Berdasarkan kondisi tersebut, maka data yang diperoleh dan hasil pengamatan akan lebih terarah bila tidak diungkapkan dengan angka atau grafik, tetapi diungkapkan dengan kata–kata sesuai kaidah dalam narasi dan karakteristik pendekatan kualitatif. Menurut Bogdan dan Biklen (1998: 5), “Qualitative research is descriptive, the data collected take the form of words or pictures rather than numbers…in their search of understanding, qualitative researcher do not reduce the pages upon pages of narration and other data to numercal symbol.” Penelitian kualitatf termasuk penelitian deskriptif, data diambil dari kata-kata atau gambar-gambar dan menjabarkan data-data yang ada dengan kata-kata dan bukan dengan angka-angka.

Penelitian kualitatif ini termasuk jenis penelitian kualitatif deskriptif yang memfokuskan pada pengumpulan informasi tentang keadaan atau realita yang sedang berlangsung, jadi bentuk penelitian ini adalah naturalistik. Menurut Guba (1978) dan Wolf (1979), “qualitative research is frequently called naturalistic because the researcher frequents places where the events he or she is interested in naturally occur” (Bogdan dan Biklen, 1998: 3). Penelitian qualitatif sering dinamakan naturalistik karena peneliti datang ke tempat penelitian di mana realita sedang berlangsung. Sedangkan Creswell (1994: 162) mengatakan, “qualitative research occurs in natural setting, where human behavior and events happen.” Penelitian kualitatif dilakukan pada lingkungan natural, dimana manusia melakukan aktifitas.

2. Strategi Penelitian

Strategi penelitian menggunakan pendekatan studi etnografi (ethnographic studies) yaitu mendeskripsikan dan menginterpretasikan budaya, kelompok sosial atau sistem. “Recently, educational researchers have used the term ethnography to refer to any qualitative research…” (Bogdan dan Biklen, 1998: 29).
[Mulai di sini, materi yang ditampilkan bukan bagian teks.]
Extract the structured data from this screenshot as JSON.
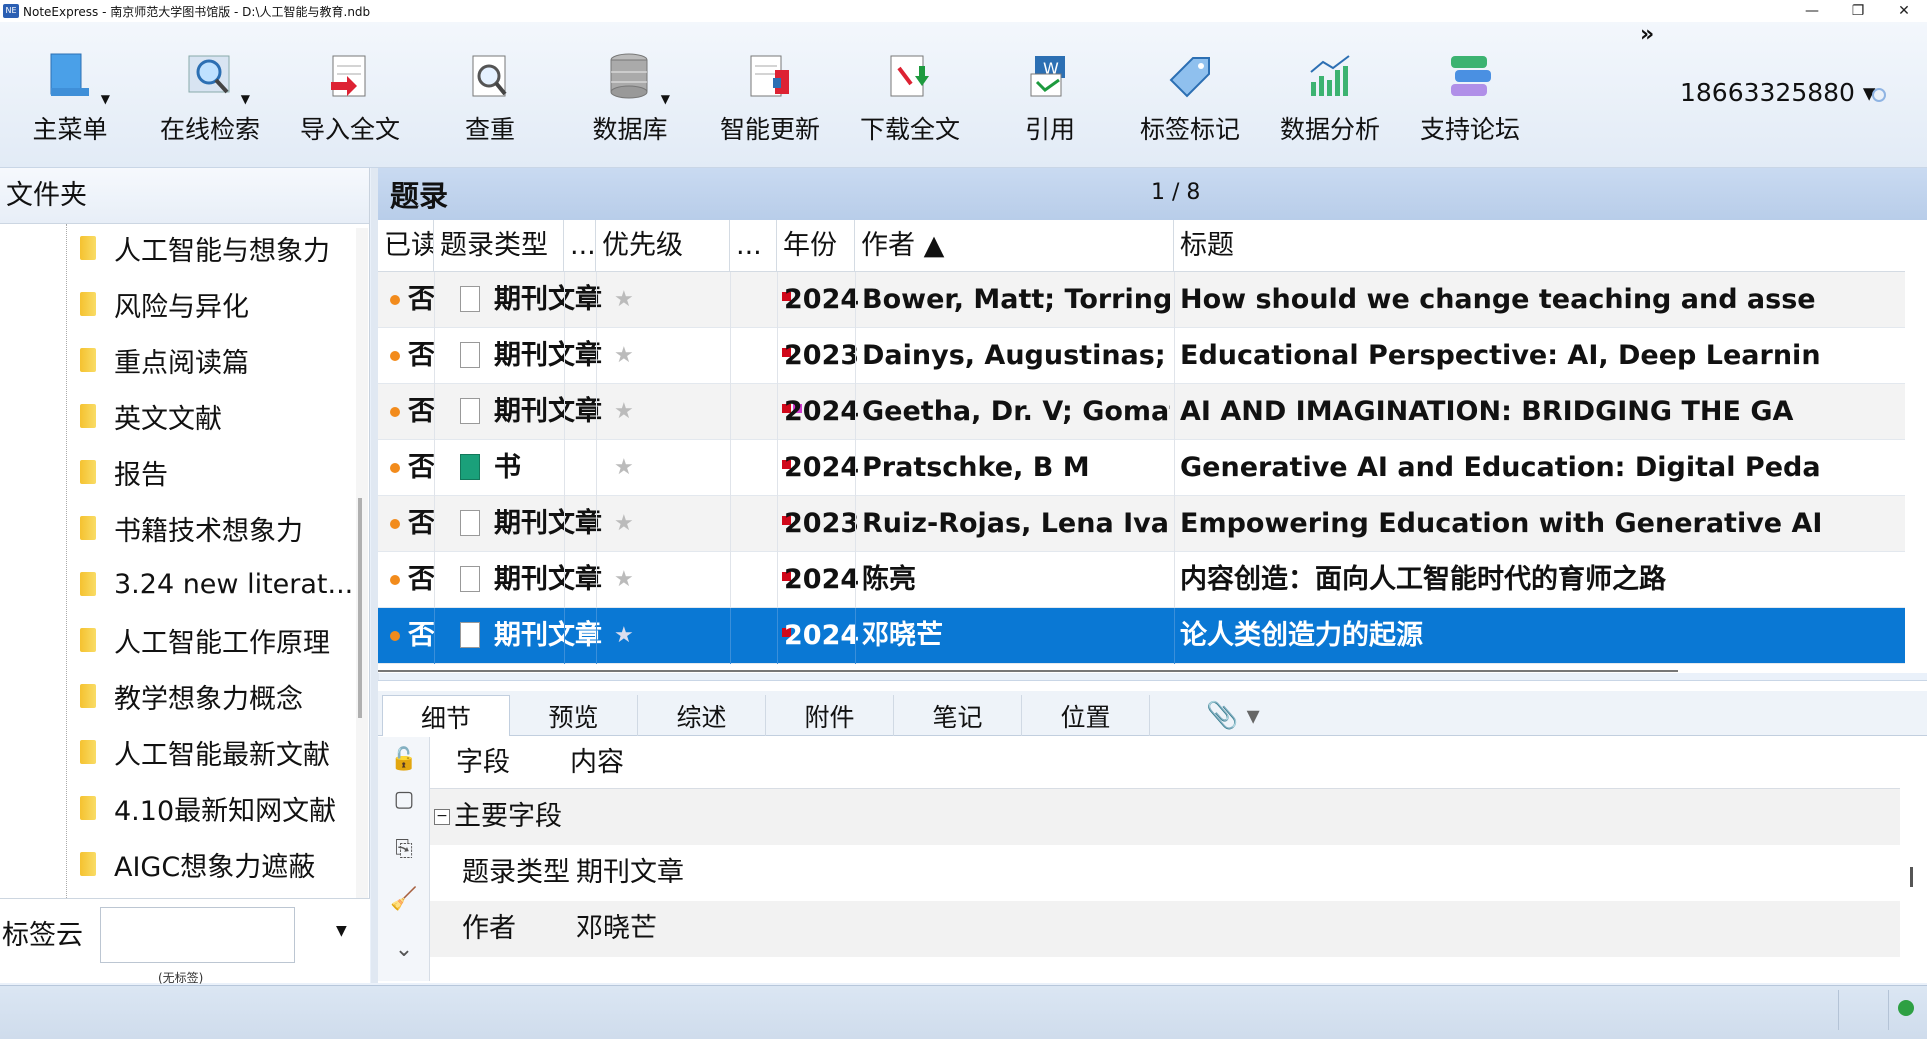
{
  "window": {
    "title": "NoteExpress - 南京师范大学图书馆版 - D:\\人工智能与教育.ndb",
    "app_icon": "NE",
    "controls": [
      "—",
      "❐",
      "✕"
    ]
  },
  "toolbar": {
    "items": [
      {
        "label": "主菜单",
        "icon": "main-menu-icon",
        "has_dropdown": true
      },
      {
        "label": "在线检索",
        "icon": "online-search-icon",
        "has_dropdown": true
      },
      {
        "label": "导入全文",
        "icon": "import-fulltext-icon"
      },
      {
        "label": "查重",
        "icon": "dedupe-icon"
      },
      {
        "label": "数据库",
        "icon": "database-icon",
        "has_dropdown": true
      },
      {
        "label": "智能更新",
        "icon": "smart-update-icon"
      },
      {
        "label": "下载全文",
        "icon": "download-fulltext-icon"
      },
      {
        "label": "引用",
        "icon": "cite-icon"
      },
      {
        "label": "标签标记",
        "icon": "tag-icon"
      },
      {
        "label": "数据分析",
        "icon": "analysis-icon"
      },
      {
        "label": "支持论坛",
        "icon": "forum-icon"
      }
    ],
    "overflow": "»",
    "user": "18663325880 ▾"
  },
  "folders": {
    "title": "文件夹",
    "items": [
      "人工智能与想象力",
      "风险与异化",
      "重点阅读篇",
      "英文文献",
      "报告",
      "书籍技术想象力",
      "3.24 new literat...",
      "人工智能工作原理",
      "教学想象力概念",
      "人工智能最新文献",
      "4.10最新知网文献",
      "AIGC想象力遮蔽"
    ]
  },
  "tagcloud": {
    "title": "标签云",
    "empty": "(无标签)"
  },
  "records": {
    "title": "题录",
    "page": "1 / 8",
    "columns": [
      "已读",
      "题录类型",
      "...",
      "优先级",
      "...",
      "年份",
      "作者 ▲",
      "标题"
    ],
    "rows": [
      {
        "read": "否",
        "type": "期刊文章",
        "book": false,
        "flags": 1,
        "year": "2024",
        "author": "Bower, Matt; Torrington, Jo",
        "title": "How should we change teaching and asse"
      },
      {
        "read": "否",
        "type": "期刊文章",
        "book": false,
        "flags": 1,
        "year": "2023",
        "author": "Dainys, Augustinas; Jašina..",
        "title": "Educational Perspective: AI, Deep Learnin"
      },
      {
        "read": "否",
        "type": "期刊文章",
        "book": false,
        "flags": 2,
        "year": "2024",
        "author": "Geetha, Dr. V; Gomathy, Dr.",
        "title": "AI AND IMAGINATION: BRIDGING THE GA"
      },
      {
        "read": "否",
        "type": "书",
        "book": true,
        "flags": 1,
        "year": "2024",
        "author": "Pratschke, B M",
        "title": "Generative AI and Education: Digital Peda"
      },
      {
        "read": "否",
        "type": "期刊文章",
        "book": false,
        "flags": 1,
        "year": "2023",
        "author": "Ruiz-Rojas, Lena Ivannova;",
        "title": "Empowering Education with Generative AI"
      },
      {
        "read": "否",
        "type": "期刊文章",
        "book": false,
        "flags": 1,
        "year": "2024",
        "author": "陈亮",
        "title": "内容创造：面向人工智能时代的育师之路"
      },
      {
        "read": "否",
        "type": "期刊文章",
        "book": false,
        "flags": 1,
        "year": "2024",
        "author": "邓晓芒",
        "title": "论人类创造力的起源"
      }
    ]
  },
  "detail": {
    "tabs": [
      "细节",
      "预览",
      "综述",
      "附件",
      "笔记",
      "位置"
    ],
    "headers": {
      "field": "字段",
      "content": "内容"
    },
    "group": "主要字段",
    "rows": [
      {
        "field": "题录类型",
        "value": "期刊文章"
      },
      {
        "field": "作者",
        "value": "邓晓芒"
      }
    ]
  },
  "colors": {
    "selection": "#0a78d4",
    "unread_dot": "#f28b1c",
    "priority_flag": "#d1081a"
  }
}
Meskipun budaya itu sangat luas, tetapi studi etnografi biasanya dipusatkan pada pola-pola kegiatan, bahasa, kepercayaan, ritual dan cara-cara hidup (Sukmadinata, 2006;62). Etnografi adalah pendekatan empiris dan teoretis yang bertujuan mendapatkan deskripsi dan analisis mendalam tentang kebudayaan berdasarkan penelitian lapangan (fieldwork) yang intensif. dan etnografi selalu mengimplikasikan teori kebudayaan (Spradley, 2007;5).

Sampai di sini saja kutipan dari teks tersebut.